Attendance is free (though we do require advance registration), lunch, tea and coffee are provided, and the speakers are Anthony Eagle (Oxford), Jessica Brown (St Andrews), myself (Nottingham) and Michael Devitt (CUNY/Nottingham Special Professor).

A Priori Workshop

My colleague Greg Currie is organizing a workshop on the a priori, to take place here in Nottingham on October 9th.  Further details here.  Please contact Greg if you would like to attend.

The workshop is timed to coincide with the visit of Nottingham Special Professor Michael Devitt, whose forthcoming volume Putting Metaphysics First includes some work (check out the title of essay 13) attacking the a priori (a popular pastime of late).

There’s a NIP in the Air in Aberdeen

(Cross-posting from LWBM)

Some very big news for British philosophy.  From 1st September there will be a new philosophy research centre at Aberdeen founded by Crispin Wright.  Its provisional name is the Northern Institute of Philosophy.  The centre will have the following remit (with areas of envisaged mid-term focus in brackets):

  • Epistemology (formal epistemology, entitlement, epistemic externalism, perception)
  • Formal Logic, including the history of logic
  • Philosophy of Logic (logical consequence, the paradoxes, inferentialism and model-theory, the epistemology of logic and the a priori)
  • Philosophy of Language (rule-following, propositions, vagueness, semantics and pragmatics, contextualism and relativism, content externalism)
  • Philosophy of Mathematics (foundations, neo-logicism and structuralism)
  • Metaphysics (value, taste, meaning, intentionality, time and truth),
  • Philosophy of Mind (the metaphysics and epistemology of the self, rationality and rational explanation)
  • History of Analytical Philosophy, and its methods, scope and limits

A number of appointments are planned, including 2-3 Institute professors and 6 quarter-time professorial fellows.  There will also be funded PhD places and postdoc positions, as well as funding for networks and workshops.

Exciting times!

Philosophy Short and Tweet

This week I’ve been running a competition for the best Twitter tweet-length philosophical argument (that’s 140 characters or less), with the prize being kudos, respect and TAR airtime for the top tweet.
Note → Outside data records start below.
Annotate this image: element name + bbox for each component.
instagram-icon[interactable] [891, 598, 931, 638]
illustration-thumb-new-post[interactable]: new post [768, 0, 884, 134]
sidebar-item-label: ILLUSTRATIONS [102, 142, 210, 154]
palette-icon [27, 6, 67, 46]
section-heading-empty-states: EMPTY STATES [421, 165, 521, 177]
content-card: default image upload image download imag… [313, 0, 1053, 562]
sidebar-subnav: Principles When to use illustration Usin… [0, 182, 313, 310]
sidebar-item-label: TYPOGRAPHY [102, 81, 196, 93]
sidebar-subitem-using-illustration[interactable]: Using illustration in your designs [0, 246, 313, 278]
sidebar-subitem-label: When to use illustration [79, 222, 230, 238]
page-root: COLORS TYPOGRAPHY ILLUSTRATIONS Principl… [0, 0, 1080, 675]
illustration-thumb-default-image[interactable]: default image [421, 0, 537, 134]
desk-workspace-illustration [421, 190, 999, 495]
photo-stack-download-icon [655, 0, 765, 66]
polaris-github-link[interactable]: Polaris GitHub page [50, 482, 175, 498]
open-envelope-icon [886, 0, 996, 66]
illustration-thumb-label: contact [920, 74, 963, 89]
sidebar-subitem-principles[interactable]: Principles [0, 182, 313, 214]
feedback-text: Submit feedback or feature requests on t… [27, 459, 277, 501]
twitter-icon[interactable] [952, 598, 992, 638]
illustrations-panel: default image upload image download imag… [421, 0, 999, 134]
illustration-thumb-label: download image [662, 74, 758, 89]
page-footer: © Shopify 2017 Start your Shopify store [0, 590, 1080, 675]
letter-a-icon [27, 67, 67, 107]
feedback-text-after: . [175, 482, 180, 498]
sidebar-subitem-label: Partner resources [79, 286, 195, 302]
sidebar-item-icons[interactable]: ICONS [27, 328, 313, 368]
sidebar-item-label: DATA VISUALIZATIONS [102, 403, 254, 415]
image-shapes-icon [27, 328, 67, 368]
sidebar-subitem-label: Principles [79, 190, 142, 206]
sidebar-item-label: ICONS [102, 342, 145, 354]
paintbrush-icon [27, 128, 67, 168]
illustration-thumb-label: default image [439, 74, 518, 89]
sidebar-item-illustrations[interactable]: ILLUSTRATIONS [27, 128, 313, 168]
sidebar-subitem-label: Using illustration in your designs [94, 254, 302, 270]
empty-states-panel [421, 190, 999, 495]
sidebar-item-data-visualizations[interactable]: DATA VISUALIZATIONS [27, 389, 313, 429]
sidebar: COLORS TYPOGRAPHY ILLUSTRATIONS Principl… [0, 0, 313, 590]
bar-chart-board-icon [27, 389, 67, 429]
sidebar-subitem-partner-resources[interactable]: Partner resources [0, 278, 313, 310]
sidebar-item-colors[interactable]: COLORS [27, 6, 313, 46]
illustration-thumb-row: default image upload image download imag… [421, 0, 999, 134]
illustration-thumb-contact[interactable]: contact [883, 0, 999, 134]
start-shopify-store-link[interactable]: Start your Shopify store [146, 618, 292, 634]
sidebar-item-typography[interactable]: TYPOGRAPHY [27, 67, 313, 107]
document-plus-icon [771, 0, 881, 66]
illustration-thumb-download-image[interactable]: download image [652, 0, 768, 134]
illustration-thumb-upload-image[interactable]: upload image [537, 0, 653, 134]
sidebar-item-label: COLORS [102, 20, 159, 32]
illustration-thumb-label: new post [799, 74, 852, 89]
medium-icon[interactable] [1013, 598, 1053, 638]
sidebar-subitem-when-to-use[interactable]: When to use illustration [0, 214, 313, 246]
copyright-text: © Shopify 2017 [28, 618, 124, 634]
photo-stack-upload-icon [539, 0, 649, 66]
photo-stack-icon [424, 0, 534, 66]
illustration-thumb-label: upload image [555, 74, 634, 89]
It’s been so much fun reading the entries that I’m now sad it’s over.  There were 72 entries in total (and of course, I made my decision on idiosyncratic grounds such that nobody should feel offended in any way by not winning). 

I think the winner has to be Mark Steen (@marksteen), for making this great point with 57 characters to spare:

Ordinary objects are mereological sums. Objects can change parts, so sums can too.

I decided early on, given the nature of many of the entries, that I needed a separate category for comedy value, and in fact ended up with a number of other “special awards”.  I’ve put the full list of PSAT awards and the full list of entries online. Enjoy!